A number of custom spatial processing functions used repeatedly in the script are stored in functions.R. For these functions to work, make sure functions.R is in the same folder as processing-paca.R and run source("functions.R").
The folder models contains two QGIS models which can be used for some parts of the data processing. Some spatial functions that are applied to the entire protected area network can be very slow in R. Defining protected area clusters (section 5 in the code) can take extremely long. An alternative approach is to write the spatial data to gpkg format and do the processing in QGIS using the model identify-pa-clusters (which takes only a few seconds) and then read the QGIS output back into R to continue processing. Relevant code for writing and reading spatial data is provided at relevant points in the code.

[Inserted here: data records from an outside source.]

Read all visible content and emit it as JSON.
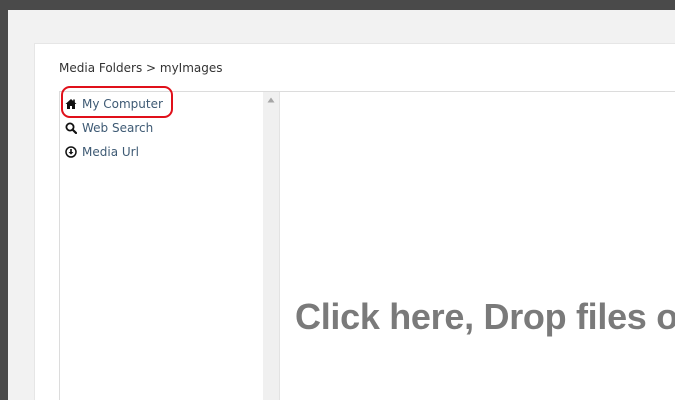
{
  "breadcrumb": {
    "text": "Media Folders > myImages"
  },
  "sources": [
    {
      "label": "My Computer",
      "icon": "home-icon",
      "selected": true
    },
    {
      "label": "Web Search",
      "icon": "search-icon"
    },
    {
      "label": "Media Url",
      "icon": "download-circle-icon"
    }
  ],
  "dropzone": {
    "text": "Click here, Drop files o"
  },
  "colors": {
    "link": "#3e5a74",
    "highlight": "#e0101a",
    "dropzone_text": "#7a7a7a"
  }
}
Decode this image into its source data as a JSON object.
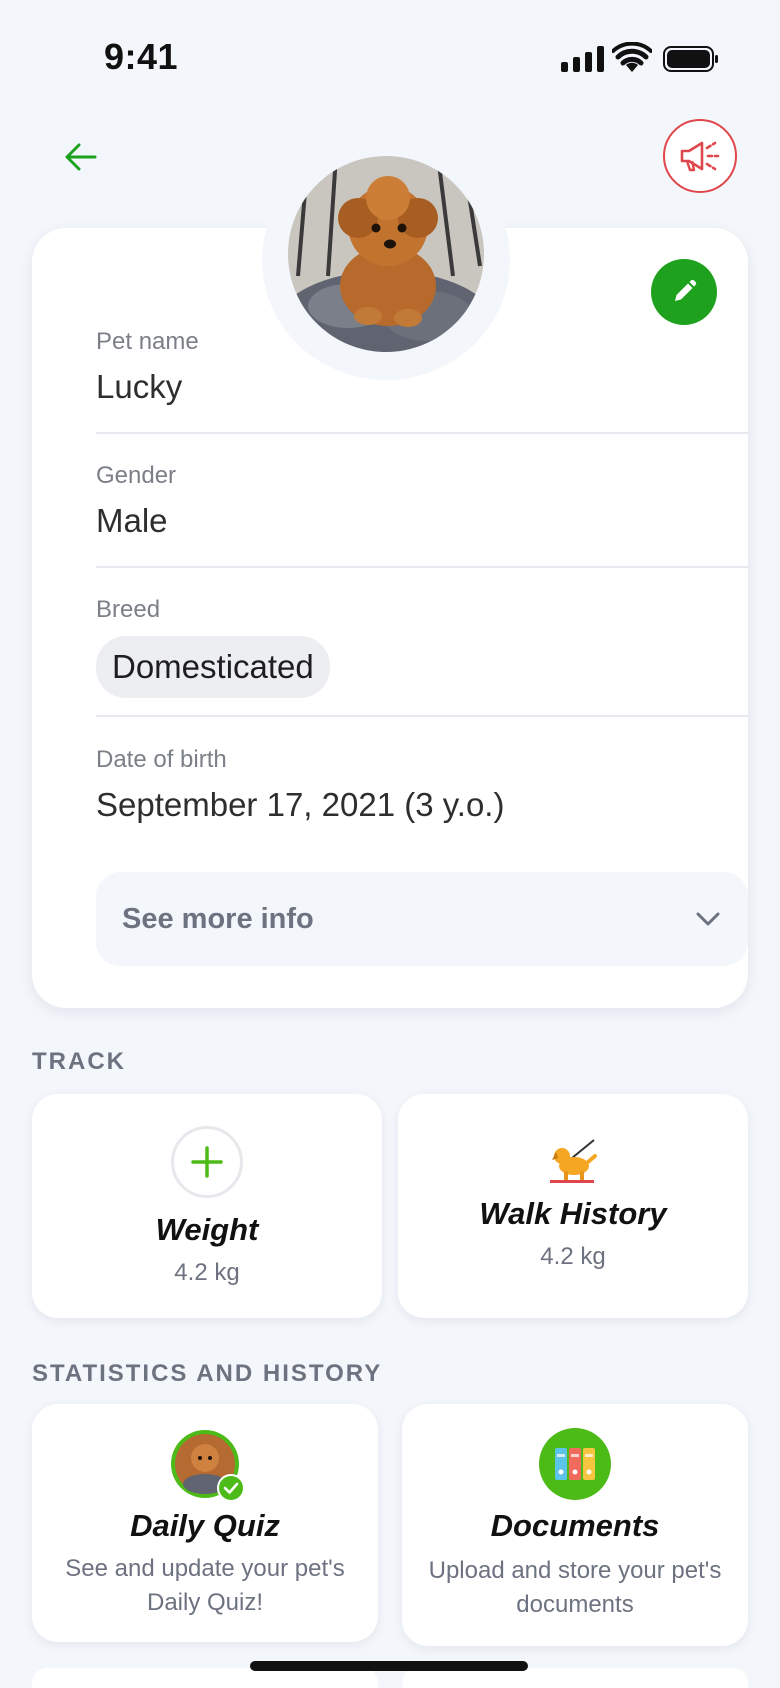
{
  "status_bar": {
    "time": "9:41"
  },
  "nav": {
    "back_icon": "arrow-left-icon",
    "action_icon": "megaphone-icon"
  },
  "profile": {
    "avatar_alt": "dog photo",
    "edit_icon": "pencil-icon",
    "pet_name_label": "Pet name",
    "pet_name": "Lucky",
    "gender_label": "Gender",
    "gender": "Male",
    "breed_label": "Breed",
    "breed": "Domesticated",
    "dob_label": "Date of birth",
    "dob": "September 17, 2021 (3 y.o.)",
    "see_more_label": "See more info"
  },
  "track": {
    "section_title": "TRACK",
    "tiles": [
      {
        "title": "Weight",
        "value": "4.2 kg",
        "icon": "plus-icon"
      },
      {
        "title": "Walk History",
        "value": "4.2 kg",
        "icon": "dog-walk-icon"
      }
    ]
  },
  "stats": {
    "section_title": "STATISTICS AND HISTORY",
    "tiles": [
      {
        "title": "Daily Quiz",
        "description": "See and update your pet's Daily Quiz!",
        "icon": "quiz-avatar-icon"
      },
      {
        "title": "Documents",
        "description": "Upload and store your pet's documents",
        "icon": "folders-icon"
      }
    ]
  },
  "colors": {
    "accent": "#1ea21e",
    "alert": "#e0474c",
    "background": "#f3f6fb"
  }
}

Partially processed data are written to a geopackage (paca_processing.gpkg) stored in the output folder. These outputs can be useful for inspecting the outputs of intermediate steps for troubleshooting processing errors.
Caution
Do not run all of processing-paca.R in one go - there are sections of the script that can take a long time (noted in comments) and some parts (sections 5 and 7) have optional processing steps outside of R. It is recommended that each of the numbered sections are run individually and the outputs in paca_processing.gpkg inspected for processing errors.